L'ultimo treno

Racconto per il concorso "Premio Scheletri", 2010 - edizione 2

E' difficile correre se hai bevuto così tanto da non stare in piedi.
Non so perché lo faccio, ormai è inutile, anche stanotte è troppo tardi. La troverò in piedi che mi aspetta. Non dirà nulla, si limiterà a guardarmi con i suoi meravigliosi occhi blu; ed in essi leggerò tutto il mio fallimento.
Metropolitana di Piazza Dante, ma quand’è che l’hanno riaperta? Pensavo che l’avessero dismessa da anni ormai.
Scendo le scale cercando di mettere assieme un pensiero coerente. Che ore saranno? L’ultimo treno dovrebbe essere passato da un pezzo.
Mi fermo in un angolo a vomitare; i corridoi puzzano di nuovo, hanno fatto le cose in grande qui.
Sono fortunato, il treno arriva immediatamente.
Forse non è troppo tardi.
“Perché non mi lasci”, le chiedo ogni giorno; questa domanda la fa sempre piangere; “perché ti amo”, mi risponde.
Strano, il treno è pieno; sul binario non c’era nessuno.
Mi gira la testa, faccio fatica a mettere a fuoco; mi sembra che luci e colori abbiano l’intensità innaturale di un incubo.
Nel vagone ci sono impiegati in giacca e cravatta che sembrano appena usciti dal lavoro, una ragazza scalza con un camice da ospedale, un paio di vecchi con la busta della spesa. Hanno tutti lo sguardo rivolto verso di me; ne sono spaventato, comincio a gridare “COSA VOLETE?”
È l’alcool che mi rende aggressivo, però mi sento male, ho l’aspetto goffo e scomposto di un burattino; qualcuno mi lascia sedere.
Poi mi accorgo di lui.
Eravamo compagni di scuola, eravamo molti amici, saranno passati vent’anni.
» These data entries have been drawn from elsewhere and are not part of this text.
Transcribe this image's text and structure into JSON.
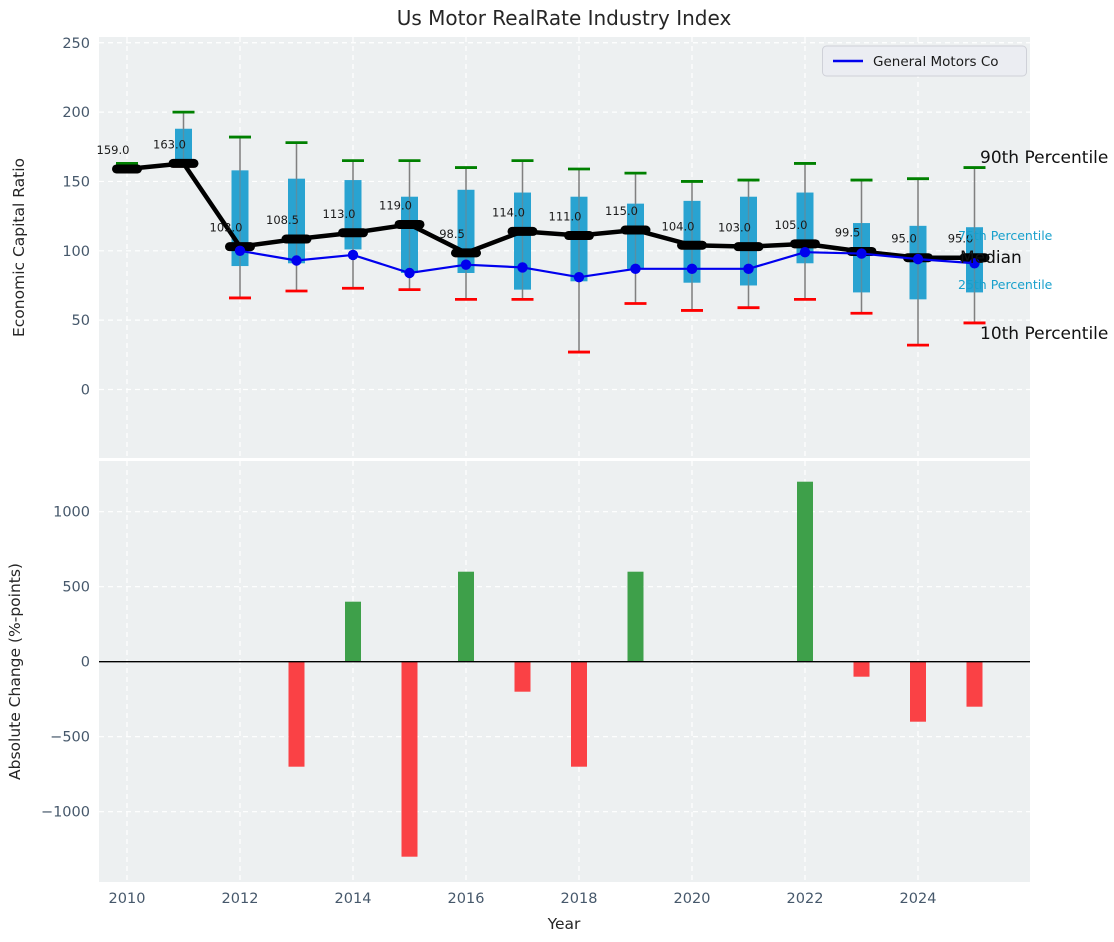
{
  "title": "Us Motor RealRate Industry Index",
  "xlabel": "Year",
  "legend": {
    "label": "General Motors Co"
  },
  "annotations": {
    "p90": "90th Percentile",
    "p75": "75th Percentile",
    "median": "Median",
    "p25": "25th Percentile",
    "p10": "10th Percentile"
  },
  "colors": {
    "plot_bg": "#edf0f1",
    "grid": "#ffffff",
    "box_fill": "#29a3d1",
    "whisker": "#808080",
    "cap_90": "#008000",
    "cap_10": "#fe0000",
    "median_line": "#000000",
    "gm_line": "#0000ee",
    "bar_positive": "#3ea04a",
    "bar_negative": "#fa4145",
    "zero_line": "#000000",
    "tick_text": "#46586b",
    "annotation_cyan": "#18a0cc"
  },
  "chart_data": [
    {
      "type": "boxplot",
      "title": "Us Motor RealRate Industry Index",
      "ylabel": "Economic Capital Ratio",
      "ylim": [
        -49,
        254
      ],
      "yticks": [
        0,
        50,
        100,
        150,
        200,
        250
      ],
      "xticks": [
        2010,
        2012,
        2014,
        2016,
        2018,
        2020,
        2022,
        2024
      ],
      "grid": true,
      "legend_position": "upper right",
      "years": [
        2010,
        2011,
        2012,
        2013,
        2014,
        2015,
        2016,
        2017,
        2018,
        2019,
        2020,
        2021,
        2022,
        2023,
        2024,
        2025
      ],
      "p90": [
        163,
        200,
        182,
        178,
        165,
        165,
        160,
        165,
        159,
        156,
        150,
        151,
        163,
        151,
        152,
        160
      ],
      "p75": [
        160.5,
        188,
        158,
        152,
        151,
        139,
        144,
        142,
        139,
        134,
        136,
        139,
        142,
        120,
        118,
        117
      ],
      "median": [
        159.0,
        163.0,
        103.0,
        108.5,
        113.0,
        119.0,
        98.5,
        114.0,
        111.0,
        115.0,
        104.0,
        103.0,
        105.0,
        99.5,
        95.0,
        95.0
      ],
      "p25": [
        158,
        162.5,
        89,
        91,
        101,
        84,
        84,
        72,
        78,
        87,
        77,
        75,
        91,
        70,
        65,
        70
      ],
      "p10": [
        157,
        161,
        66,
        71,
        73,
        72,
        65,
        65,
        27,
        62,
        57,
        59,
        65,
        55,
        32,
        48
      ],
      "median_labels": [
        "159.0",
        "163.0",
        "103.0",
        "108.5",
        "113.0",
        "119.0",
        "98.5",
        "114.0",
        "111.0",
        "115.0",
        "104.0",
        "103.0",
        "105.0",
        "99.5",
        "95.0",
        "95.0"
      ],
      "series": [
        {
          "name": "General Motors Co",
          "x": [
            2012,
            2013,
            2014,
            2015,
            2016,
            2017,
            2018,
            2019,
            2020,
            2021,
            2022,
            2023,
            2024,
            2025
          ],
          "values": [
            100,
            93,
            97,
            84,
            90,
            88,
            81,
            87,
            87,
            87,
            99,
            98,
            94,
            91
          ]
        }
      ]
    },
    {
      "type": "bar",
      "ylabel": "Absolute Change (%-points)",
      "xlabel": "Year",
      "ylim": [
        -1450,
        1340
      ],
      "yticks": [
        -1000,
        -500,
        0,
        500,
        1000
      ],
      "xticks": [
        2010,
        2012,
        2014,
        2016,
        2018,
        2020,
        2022,
        2024
      ],
      "grid": true,
      "years": [
        2010,
        2011,
        2012,
        2013,
        2014,
        2015,
        2016,
        2017,
        2018,
        2019,
        2020,
        2021,
        2022,
        2023,
        2024,
        2025
      ],
      "values": [
        0,
        0,
        0,
        -700,
        400,
        -1300,
        600,
        -200,
        -700,
        600,
        0,
        0,
        1200,
        -100,
        -400,
        -300
      ]
    }
  ]
}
Il mio fegato sta andando, penso, comincio ad avere le allucinazioni; Luca aveva la leucemia, era morto all’ultimo anno di liceo.
Eppure ora è qui, seduto di fronte a me.
Ma da quanto tempo sta andando questo maledetto treno? Voglio scendere, quand’è la prossima stazione?
“Sono venuto a prenderti, amico mio”, mi dice, e la sua voce è come un filo di vento gelido.
Mi alzo di scatto, “NO! NON VOGLIO!”, grido.
Lui mi guarda triste per alcuni interminabili secondi, e poi dice “Fai ancora in tempo a scendere, se vuoi, ma devi lasciare qualcosa di tuo”.
Mi frugo nelle tasche, ma ho solo qualche cartaccia ed un paio di monete.
Ai morti può interessare il denaro?
Estraggo il portafoglio, avrò sì e no dieci euro. Ho i brividi, non riesco a controllare il tremore delle mani.
Mi cade una foto di Linda, e mi accorgo che Luca la fissa intensamente.
Improvvisamente il treno si ferma, ed io balzo fuori senza pensare.
Ancora la stazione di piazza Dante; però non ha più l’aspetto di prima: ora sembra solo un ammasso di macerie.
Mentre le porte si chiudono alle mie spalle, un’improvvisa lucidità mi attraversa il corpo come una scossa elettrica.
Dalla banchina vedo ripartire il treno con il suo carico di anime, e centinaia di volti mi guardano dai finestrini che scorrono.
Tra esse solo per un istante, scorgo anche Linda ed i suoi meravigliosi occhi blu.